Bill Hughes (at right) with owner Frank Griffiths

Born in New Westminster July 17, 1925, Hughes was educated in local schools. He had always wanted to be on the radio having heard the signals from downtown for many years. Bill said he liked to pretend having a microphone in his hand when he was kid and often went into the bathroom to practice his hockey game voice. His mother thought be was mentally disturbed. At 19 he was told to get a job in the interior so CJAT Trail hired Hughes briefly before CKWX brought him to the lower mainland.

One year later he was back in the Royal City on Columbia Street. At 21, Bill Hughes was on CKNW and reading the news and doing programs as well. In about 4 years, station owner Bill Rea asked him to fill in on the Roving Mike. “Good morning, friends, this is Bill Hughes”. That crackly sound was to be heard over the wireless 15,083 times before Hughes signed off and retired in 1994.
One day a passenger heading for Banff gave his name to Roving Mike and the Vancouver police heard the broadcast. He was wanted for a “stick up” and was making his escape. The police picked up the robber when the bus stopped in Langley.

Hughes ran the No. 1 station for 14 years as general manager selling off his 6% ownership shares at 4 million dollars in 1970. The man who bought CKNW in the fifties, Frank Griffiths, knew raw talent and paid well and let Hughes run his business.

He was active in the Rotary Club where he once taped shows in Malmo, Sweden for broadcast in Canada. He was instrumental in getting Douglas College built in New Westminster. The family library is named after him. He was an executive Vice-President of parent company Western Broadcasting Ltd. He ran the Canucks hockey team for 9 years as CEO and served on the NHL Board of Governors.
Even though some poke fun at Bill Hughes as one of the icons of west coast broadcasting, he was loved and appreciated by many. When he was sick recently, he received boxes of letters and cards wishing him well.
 His wife Dorothy is glad he is not riding the buses anymore.

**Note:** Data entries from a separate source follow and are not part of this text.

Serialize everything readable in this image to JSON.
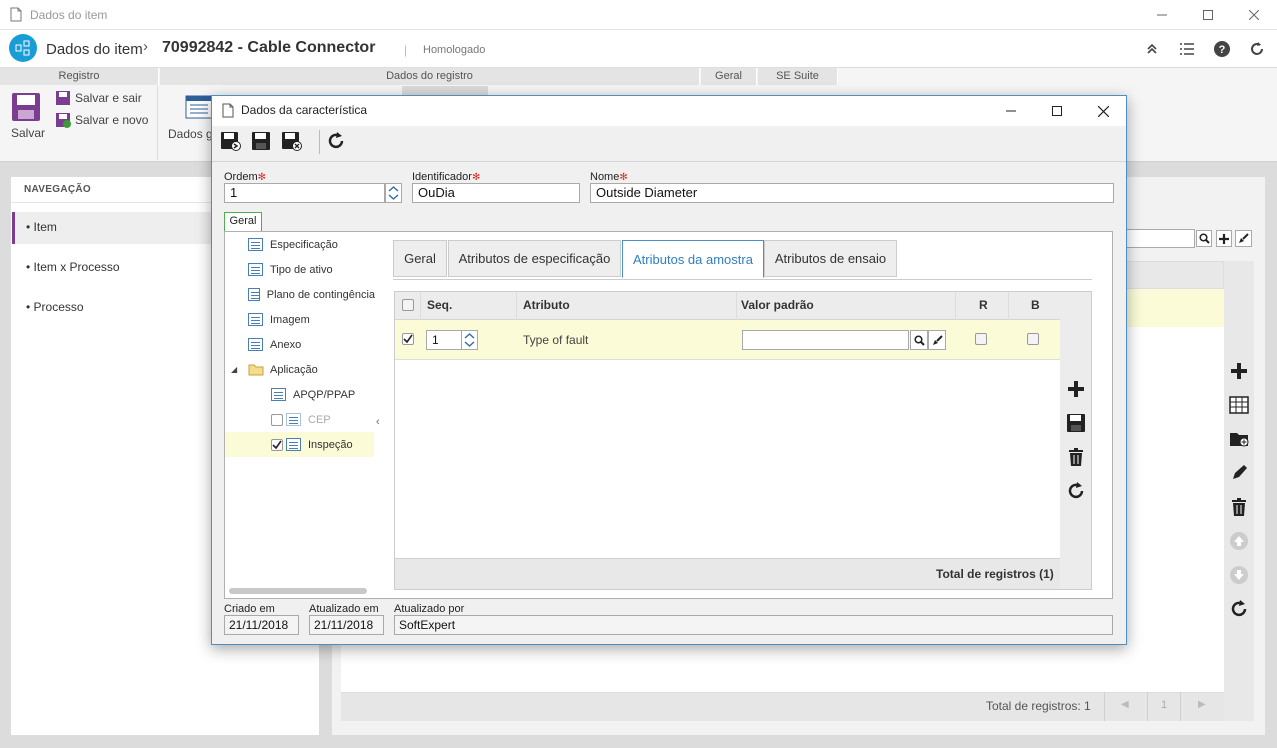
{
  "window": {
    "title": "Dados do item"
  },
  "header": {
    "app_title": "Dados do item",
    "separator": "›",
    "item_title": "70992842 - Cable Connector",
    "divider": "|",
    "status": "Homologado"
  },
  "ribbon": {
    "groups": [
      "Registro",
      "Dados do registro",
      "Geral",
      "SE Suite"
    ],
    "save_label": "Salvar",
    "save_exit_label": "Salvar e sair",
    "save_new_label": "Salvar e novo",
    "general_data_label": "Dados ge"
  },
  "navigation": {
    "title": "NAVEGAÇÃO",
    "items": [
      {
        "label": "Item",
        "active": true
      },
      {
        "label": "Item x Processo",
        "active": false
      },
      {
        "label": "Processo",
        "active": false
      }
    ]
  },
  "main_footer": {
    "total": "Total de registros: 1",
    "page": "1"
  },
  "dialog": {
    "title": "Dados da característica",
    "ordem_label": "Ordem",
    "ordem_value": "1",
    "identificador_label": "Identificador",
    "identificador_value": "OuDia",
    "nome_label": "Nome",
    "nome_value": "Outside Diameter",
    "group_tab": "Geral",
    "tree": [
      {
        "label": "Especificação"
      },
      {
        "label": "Tipo de ativo"
      },
      {
        "label": "Plano de contingência"
      },
      {
        "label": "Imagem"
      },
      {
        "label": "Anexo"
      },
      {
        "label": "Aplicação"
      },
      {
        "label": "APQP/PPAP"
      },
      {
        "label": "CEP"
      },
      {
        "label": "Inspeção"
      }
    ],
    "tabs": [
      "Geral",
      "Atributos de especificação",
      "Atributos da amostra",
      "Atributos de ensaio"
    ],
    "selected_tab": "Atributos da amostra",
    "grid": {
      "columns": [
        "Seq.",
        "Atributo",
        "Valor padrão",
        "R",
        "B"
      ],
      "rows": [
        {
          "seq": "1",
          "atributo": "Type of fault",
          "valor": "",
          "r": false,
          "b": false,
          "checked": true
        }
      ],
      "total": "Total de registros (1)"
    },
    "footer": {
      "criado_label": "Criado em",
      "criado_value": "21/11/2018",
      "atualizado_label": "Atualizado em",
      "atualizado_value": "21/11/2018",
      "atualizado_por_label": "Atualizado por",
      "atualizado_por_value": "SoftExpert"
    }
  },
  "colors": {
    "accent": "#2f7fc1",
    "nav_active": "#7b3d8f",
    "highlight_row": "#fbfbd8",
    "required": "#e0302a",
    "logo": "#1a9cd6"
  }
}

      Bill Hughes started in broadcasting at a station in Trail, CJAT, in 1945. He had, he recalls, a pretty good voice except for this one thing: It drawled a little, long enough to sell commercials between each word. But he did everything, from signing the station on in the morning to writing commercials and working in the record library. That, he says, is the only way to learn any business. He slept in on VE Day and the citizens of Trail learned about it two hours later. His name was mud for a while but he talked his way around it. When VJ day rolled around, he left for Vancouver. He worked for CKWX until CKNW offered him a little more money, $130 a month.

      CKNW in the early ‘50’s was an exciting place to be, especially for a hard worker such as Hughes. He got along well with the owner, Bill Rae. Then a funny thing happened that took Bill Hughes out of the ranks of faceless deejays and made him an executive.

      “I’ll tell you what happened,” Hughes is saying from that 19th-floor corner office. “Bill was hot to get into television and he wanted a new station general manager. He brought in one of those industrial psychological testing outfits to take a look at people senior to me that he had in mind for the job. But the tester needs a median, somebody to measure these guys against. So Bill says, “I got this real bastard down in the basement who’s into everything.” Well, I take the test and the tester reports back to Bill: “There’s one guy here who’s got it over all the others. What the hell’s he doing down in the basement?”

      At 29, he was the youngest general manager of a major Canadian radio station. That was 1954. Two years later, Frank Griffiths, the accountant who is now head of Western Broadcasting, and Walter Owen, the lawyer who is now B.C. lieutenant-governor, guaranteed Hughes’ loan for $36,000 and the three bought CKNW from Bill Rae.

      He tells a story about how his life might have been different had one of the bidders, the Southam publishing company, managed to buy CKNW at the time. “Southams just didn’t understand the radio business. One time we got a call from a guy, said we could get the Western Football Conference rights for a $10,000 telegram. So, naturally, I sent the telegram. A little while later, I get a call from the publisher of The Province. [At this time, in early 1956, Southam, which owns The Province, was awaiting approval of the Board of Broadcast Governors to co-purchase the station with the Griffiths group; permission was later withheld.] He tells me, “We don’t pay for sports coverage – we get paid for covering sports.” Well, in radio, you do pay. I tell you, I worked hard to see that Southams didn’t get that station. I just wouldn’t have had the same career.”

      Hughes stayed on as general manager until 1970. “They were the most interesting 16 years of my life,” he says, motioning nostalgic enthusiasm. “You know, radio is a people business.”